I was trying to find the maximum throughput of a go webserver. I ran simplewebserver on a 8 core machine(Intel Xeon 2.5 Mhz) and ran wrk tool on a different 8 core machine. Iperf command shows around 8-10Gbps between these machines . Initially, I made a mistake by using apache ab tool that gave only 16k requests/second. The problem was same as link. Now when I switched to wrk tool, I am getting around 90k requests per second and ~ 11MB/sec.
on the first 8 core machine, I ran simplewebserver.go
package main
import (
"io"
"net/http"
"runtime"
)
func hello(w http.ResponseWriter, r *http.Request) {
io.WriteString(w, "Hello world!")
}
func main() {
runtime.GOMAXPROCS(8)
http.HandleFunc("/", hello)
http.ListenAndServe(":8000", nil)
}
On a different 8 core machine, i ran
./wrk -t8 -c1000 -d10s http://10.0.0.6:8000/
Result:
Running 10s test @ http://10.0.0.6:8000/
8 threads and 1000 connections
Thread Stats Avg Stdev Max +/- Stdev
Latency 42.65ms 114.89ms 1.96s 91.33%
Req/Sec 11.54k 3.01k 25.10k 74.88%
923158 requests in 10.10s, 113.57MB read
Socket errors: connect 0, read 0, write 0, timeout 20
Requests/sec: 91415.11
Transfer/sec: 11.25MB
Can i say that I have reached maximum throughput of a golang web server?

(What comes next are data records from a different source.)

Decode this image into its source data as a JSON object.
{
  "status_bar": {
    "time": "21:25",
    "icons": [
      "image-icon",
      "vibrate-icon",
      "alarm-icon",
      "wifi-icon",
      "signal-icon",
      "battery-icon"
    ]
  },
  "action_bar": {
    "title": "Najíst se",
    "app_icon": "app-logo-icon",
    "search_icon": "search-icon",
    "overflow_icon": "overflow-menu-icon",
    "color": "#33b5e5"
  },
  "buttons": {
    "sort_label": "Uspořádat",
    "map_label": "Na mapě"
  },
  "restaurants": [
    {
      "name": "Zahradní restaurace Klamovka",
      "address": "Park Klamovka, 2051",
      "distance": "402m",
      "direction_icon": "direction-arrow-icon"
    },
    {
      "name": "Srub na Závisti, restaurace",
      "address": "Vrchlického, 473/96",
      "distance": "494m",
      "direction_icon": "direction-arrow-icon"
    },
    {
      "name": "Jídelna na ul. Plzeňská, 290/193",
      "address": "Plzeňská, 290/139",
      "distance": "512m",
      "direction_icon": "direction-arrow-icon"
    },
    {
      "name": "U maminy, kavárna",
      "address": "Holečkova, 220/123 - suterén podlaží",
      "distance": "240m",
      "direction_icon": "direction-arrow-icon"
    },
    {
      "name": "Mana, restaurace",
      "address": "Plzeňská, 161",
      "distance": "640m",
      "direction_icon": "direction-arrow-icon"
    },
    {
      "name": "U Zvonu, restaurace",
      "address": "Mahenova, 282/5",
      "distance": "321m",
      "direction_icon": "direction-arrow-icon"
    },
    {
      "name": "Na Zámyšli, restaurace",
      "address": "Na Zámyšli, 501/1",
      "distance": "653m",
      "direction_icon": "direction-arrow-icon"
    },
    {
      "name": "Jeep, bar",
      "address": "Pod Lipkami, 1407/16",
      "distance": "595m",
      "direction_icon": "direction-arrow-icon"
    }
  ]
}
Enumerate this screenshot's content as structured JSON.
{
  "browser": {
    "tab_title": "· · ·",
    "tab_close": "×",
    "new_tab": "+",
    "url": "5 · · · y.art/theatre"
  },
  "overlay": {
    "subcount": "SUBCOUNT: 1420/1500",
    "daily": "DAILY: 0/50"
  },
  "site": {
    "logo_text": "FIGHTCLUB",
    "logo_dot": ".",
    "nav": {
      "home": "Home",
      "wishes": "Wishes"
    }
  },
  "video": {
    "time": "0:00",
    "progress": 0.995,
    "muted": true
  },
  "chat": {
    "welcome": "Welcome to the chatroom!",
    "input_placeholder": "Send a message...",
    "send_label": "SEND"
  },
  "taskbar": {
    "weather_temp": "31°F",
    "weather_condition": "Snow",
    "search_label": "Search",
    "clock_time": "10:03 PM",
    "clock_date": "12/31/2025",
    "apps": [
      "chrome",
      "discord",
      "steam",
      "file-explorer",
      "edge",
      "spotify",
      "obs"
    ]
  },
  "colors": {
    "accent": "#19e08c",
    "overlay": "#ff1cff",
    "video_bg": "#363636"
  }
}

I am getting 11 MB/sec which looks quite small for the basic program. If I run the wrk tool on www.google.com page, I am getting around 200 MB/sec. Even for larger complex computing systems like kafka(java server), the benchmark results get more than 70 MB/sec(https://engineering.linkedin.com/kafka/benchmarking-apache-kafka-2-million-writes-second-three-cheap-machines). How can a golang server handle extreme workloads of millions of requests per second(more than 100MB/sec minimum)? Am I wrong in any assumptions?
UPDATE:
I ran the same program on a 16 core machine with the same specs. I changed the maxprocs to 16 and results went higher to 120k requests/sec. I feel that I have the reached the maximum of golang http server and hence I am not finding any significant increment in the requests/sec.
Golang net/http is rather slow. If the goal is to maximize the requests rate there are other implementations. For example https://github.com/valyala/fasthttp In my tests fasthttp doubles the query rate. My test is a short request and short reply.
The library comes with limitations, like no HTTP/2 support. If you need HTTP for REST API and you are not looking for interoperability fasthttp will fit nicely
"premature optimization is the root of all evil"1
I would suggest building something for your use case and then attempting to optimize. It is difficult to build a good benchmark that tests what you want so make sure you are testing what you want and not something like the speed of your router.